Nota al margen
Escribo en Adobe Caslon Pro, puntaje 11. Una tipografía elegante y flacucha, rara vez predeterminada en el procesador de textos. Siendo tan delgada y, por capricho, tan pequeña, la Caslon exige que el lector centre su mirada en las formas, le exige distinguir ángulos y espacios en blanco. Su lectura no es sencilla. Al ser una tipografía con serifas puede llegar a verse como un sólo grupo de texto subrayado, o como letras tachadas, atravesadas por una línea que las anula; rechazo de todo astigmatismo, de toda miopía.
En un intento por traducir las minucias de mi caligrafía a la escritura tecleada, la Caslon me pareció la familia de tipos que mejor la emulaba. Decir que se parece a mi letra me parece una idiotez, pero hay algo de idiota en cada mediación que va del pensamiento a la hoja en blanco. La Caslon, aunque es inevitablemente clara, sigue siendo una tipografía de difícil lectura, sobre todo cuando se le compara con fuentes más concretas como Helvetica o Arial. He conocido personas capaces de imitar esas tipografías, su letra es concisa, de trazo firme y una legibilidad envidiable; casi podría decirse que las inventaron. Sus cuadernos de apuntes y recados son de una claridad ridícula, aterradora.
«Debo caligrafiar. De eso se trata. Debo permitir que mi yo se agrande por el mágico influjo de la grafología. Letra grande, yo grande. Letra chica, yo chico. Letra linda, yo lindo», dice Mario Levrero en El discurso vacío. Aunque me gustaría pensar lo contrario, la Caslon no es linda, sólo difícil; si le subo el puntaje me hace sentir pequeño, aplastado por sus serifas punzantes; si lo bajo, simplemente la pierdo. No sé si existan más fuentes de tales necedades, pero ésta concentra casi todos los aspectos de una tipografía inescrutable, lo que explicaría por qué jamás viene predeterminada. Su uso es recomendado para impresión, pero no tanto para lectura en pantalla.
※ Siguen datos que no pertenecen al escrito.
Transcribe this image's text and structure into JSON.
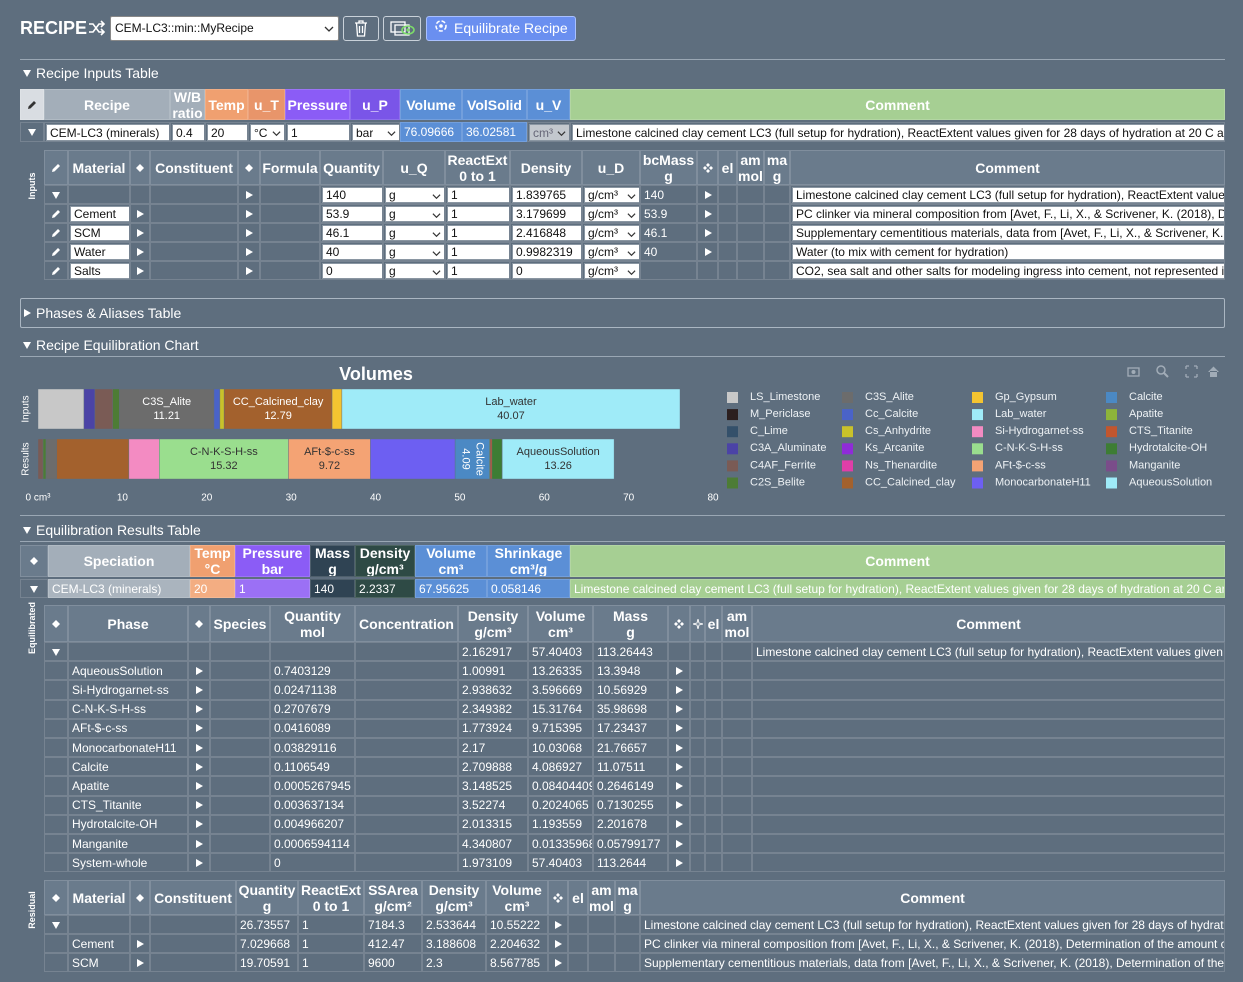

Sin contar a ciertos amigos editores, y uno que otro diseñador, conozco pocas personas que hayan reparado en las peculiaridades de la fuente y su peso. Probablemente piensan que se trata de una labor absurda. Tienen razón. Los cambios de fuente y las modificaciones en su pixelaje parecen relevantes sólo cuando forman parte de uno de esos aburridos poemas de vanguardia. De lo contrario, la tipografía es vista como un artificio de diseño, un detalle insustancial, una menudencia que puede ser sustituida con facilidad. A pesar de esto, no todos rechazan la contundencia de la fuente Garamond en 16 o 14 pixeles, la elegancia de Times New Roman en puntaje 12, el impacto de usar Helvetica en negritas. Los más detallistas eligen una tipografía distinta según la interfaz en la que están escribiendo. Ellos también tienen razón.
Escoger una tipografía es como robar una pluma para luego olvidarla en un lugar insospechado, sabiendo que no importa demasiado perderla, pues de cualquier forma escribiremos de nuevo. Toda tipografía, como todo teclado, como toda pluma, es tan sólo un punto de cruce entre la escritura y aquello que entendemos como vida.
Levrero intuyó la pulsión de la literatura en sus ejercicios grafológicos, la pulsión de un discurso que respira debajo de cualquier intento por realizar una escritura insustancial. Como si el propio discurrir de la letra, fuera, en cierto modo, también el de la literatura.
La escritura puede ser deficiente e insípida, pero siempre da muestra de sus pulsiones, siempre trata algo, aun cuando hablemos de «muchas páginas llenas y un libro vacío», aun cuando el texto pretenda no decir absolutamente nada. Esquivarla mediante fijaciones como la tipografía, el color de la tinta, un perro, el flujo del agua en un fregadero estancado, es también una forma de hacer literatura, una forma de descifrar la vida como si se tratara de una tipografía tan extraña que nos resulta imposible leerla. La tipografía, como todo lo demás, es una nota al margen de la literatura; la literatura es una nota al margen de la vida.